Wednesday, January 4, 2012

Counting the Cost.

I apologize for going MIA on you there for awhile. I've been spending some much needed time with my family since last Wednesday in Indiana. Normally I would say that the phrase 'parting is such sweet sorrow' is just silly. Parting certainly never feels sweet when it's from the ones that you love. But I think I understand it more now. Yes, it was certainly hard to say goodbye to those that I love as I begin this new journey west into a life that is pretty unknown. There were many tears shed. But I am beginning to see the sweet part as I am back home and packing my bags. I get to walk into a whole new part of my life. I get to experience new things in a new place in a new season.
And yet I now understand why Jesus talked about counting the costs of being a disciple. While I don't think I'll never see my family again, I recognize that if God asked me to go to the ends of the earth I would go. I have counted the cost, and I have weighed everything I know as 'normal' in life, and I would trade them all if I was asked. And while that has the potential to bring great sorrow and discomfort in my life I see now that the sweetness of following Christ into whatever He asks is much greater. If I have Christ, I have everything. 
So yes, I am walking into a new part of my life. And true, I don't have all of the funding I would like, or all of the details worked out the way I usually do. But I do have Christ, and I do have what I need and that is enough. I am not leaving this season just to leave. I'm not going just to go. But I am stepping into my next phase of life. I always want and long to follow wherever He's going. And as soon as something other than Him is stopping me, I pray that I will honestly be able to stop and honestly assess what's going on, and count the costs once more. Because I know He will always be worth it. 


He's SO worth it. 
I pray that He's so worth it for you too.

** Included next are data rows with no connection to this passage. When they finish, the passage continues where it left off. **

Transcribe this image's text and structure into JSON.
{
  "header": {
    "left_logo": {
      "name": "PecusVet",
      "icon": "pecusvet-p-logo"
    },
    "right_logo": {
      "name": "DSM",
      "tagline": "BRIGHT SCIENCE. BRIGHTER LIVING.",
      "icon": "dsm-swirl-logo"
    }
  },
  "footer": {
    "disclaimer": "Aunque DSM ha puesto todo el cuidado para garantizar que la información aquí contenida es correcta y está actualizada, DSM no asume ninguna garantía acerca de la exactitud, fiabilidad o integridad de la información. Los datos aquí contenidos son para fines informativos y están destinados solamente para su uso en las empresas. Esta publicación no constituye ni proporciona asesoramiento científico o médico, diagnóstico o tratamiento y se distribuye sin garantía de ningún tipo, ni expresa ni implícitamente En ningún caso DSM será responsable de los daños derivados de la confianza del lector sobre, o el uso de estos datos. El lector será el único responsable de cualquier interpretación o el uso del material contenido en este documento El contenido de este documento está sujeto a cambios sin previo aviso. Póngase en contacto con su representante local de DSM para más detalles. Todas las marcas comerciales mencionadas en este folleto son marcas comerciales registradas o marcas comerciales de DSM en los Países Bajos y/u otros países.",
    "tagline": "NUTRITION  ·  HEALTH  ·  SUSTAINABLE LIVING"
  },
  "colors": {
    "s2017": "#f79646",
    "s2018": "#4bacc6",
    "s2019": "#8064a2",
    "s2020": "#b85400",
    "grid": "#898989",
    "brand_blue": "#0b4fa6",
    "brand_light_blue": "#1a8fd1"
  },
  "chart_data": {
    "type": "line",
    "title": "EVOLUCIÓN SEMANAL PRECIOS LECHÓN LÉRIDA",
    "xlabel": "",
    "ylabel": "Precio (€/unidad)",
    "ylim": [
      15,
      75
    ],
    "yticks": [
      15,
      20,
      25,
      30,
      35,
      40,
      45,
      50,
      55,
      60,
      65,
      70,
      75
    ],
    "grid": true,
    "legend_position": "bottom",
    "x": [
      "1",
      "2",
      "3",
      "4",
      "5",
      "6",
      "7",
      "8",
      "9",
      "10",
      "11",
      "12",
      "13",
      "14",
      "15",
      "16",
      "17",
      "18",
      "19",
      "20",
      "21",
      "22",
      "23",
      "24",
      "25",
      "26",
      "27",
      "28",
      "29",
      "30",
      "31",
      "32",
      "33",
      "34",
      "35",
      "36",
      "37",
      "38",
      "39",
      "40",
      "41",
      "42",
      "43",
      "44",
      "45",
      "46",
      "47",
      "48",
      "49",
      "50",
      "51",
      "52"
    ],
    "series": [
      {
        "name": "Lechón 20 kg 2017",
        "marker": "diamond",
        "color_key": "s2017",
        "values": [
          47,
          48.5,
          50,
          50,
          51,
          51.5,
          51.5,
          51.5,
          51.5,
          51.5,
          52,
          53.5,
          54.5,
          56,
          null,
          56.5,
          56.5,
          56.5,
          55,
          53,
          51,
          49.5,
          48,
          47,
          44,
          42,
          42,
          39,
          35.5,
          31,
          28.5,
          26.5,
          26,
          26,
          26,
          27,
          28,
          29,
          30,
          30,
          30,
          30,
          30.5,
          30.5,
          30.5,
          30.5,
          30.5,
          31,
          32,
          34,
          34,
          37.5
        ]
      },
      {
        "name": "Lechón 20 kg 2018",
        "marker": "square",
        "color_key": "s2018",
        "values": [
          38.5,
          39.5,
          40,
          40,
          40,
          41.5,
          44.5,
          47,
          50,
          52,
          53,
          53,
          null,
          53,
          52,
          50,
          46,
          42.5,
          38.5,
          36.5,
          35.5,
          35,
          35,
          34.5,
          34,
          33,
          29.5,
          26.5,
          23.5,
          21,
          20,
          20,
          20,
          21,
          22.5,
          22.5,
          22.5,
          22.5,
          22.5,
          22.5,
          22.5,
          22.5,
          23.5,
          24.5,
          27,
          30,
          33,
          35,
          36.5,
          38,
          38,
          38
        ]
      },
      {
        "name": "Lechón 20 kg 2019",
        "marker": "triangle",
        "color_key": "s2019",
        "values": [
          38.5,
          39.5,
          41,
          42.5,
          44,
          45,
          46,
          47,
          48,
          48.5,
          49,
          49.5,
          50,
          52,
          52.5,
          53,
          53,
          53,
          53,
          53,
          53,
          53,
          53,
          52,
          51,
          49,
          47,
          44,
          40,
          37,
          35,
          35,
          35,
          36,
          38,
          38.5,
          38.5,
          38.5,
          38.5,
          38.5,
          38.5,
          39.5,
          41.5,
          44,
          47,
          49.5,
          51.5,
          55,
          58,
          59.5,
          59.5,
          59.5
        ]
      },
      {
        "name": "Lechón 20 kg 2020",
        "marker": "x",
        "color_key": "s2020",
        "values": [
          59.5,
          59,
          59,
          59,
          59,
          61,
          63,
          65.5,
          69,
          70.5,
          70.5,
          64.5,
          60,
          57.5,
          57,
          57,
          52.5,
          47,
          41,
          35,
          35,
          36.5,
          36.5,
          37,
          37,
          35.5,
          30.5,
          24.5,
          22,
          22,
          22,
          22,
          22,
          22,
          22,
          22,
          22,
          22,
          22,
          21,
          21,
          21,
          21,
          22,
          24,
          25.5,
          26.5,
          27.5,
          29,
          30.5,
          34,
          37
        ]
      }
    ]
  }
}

For prayer purposes! I leave THIS SATURDAY! I cannot believe that it's already here. It just doesn't seem realistic. I'm slowly coming to terms with it. Continue to check in as I'll be updating from the road...pictures and such. Please continue to pray for connections as I get to Redding, along the road, etc. Also for finances to continue to fall into place not only in my life but the ministries! :) Love you all.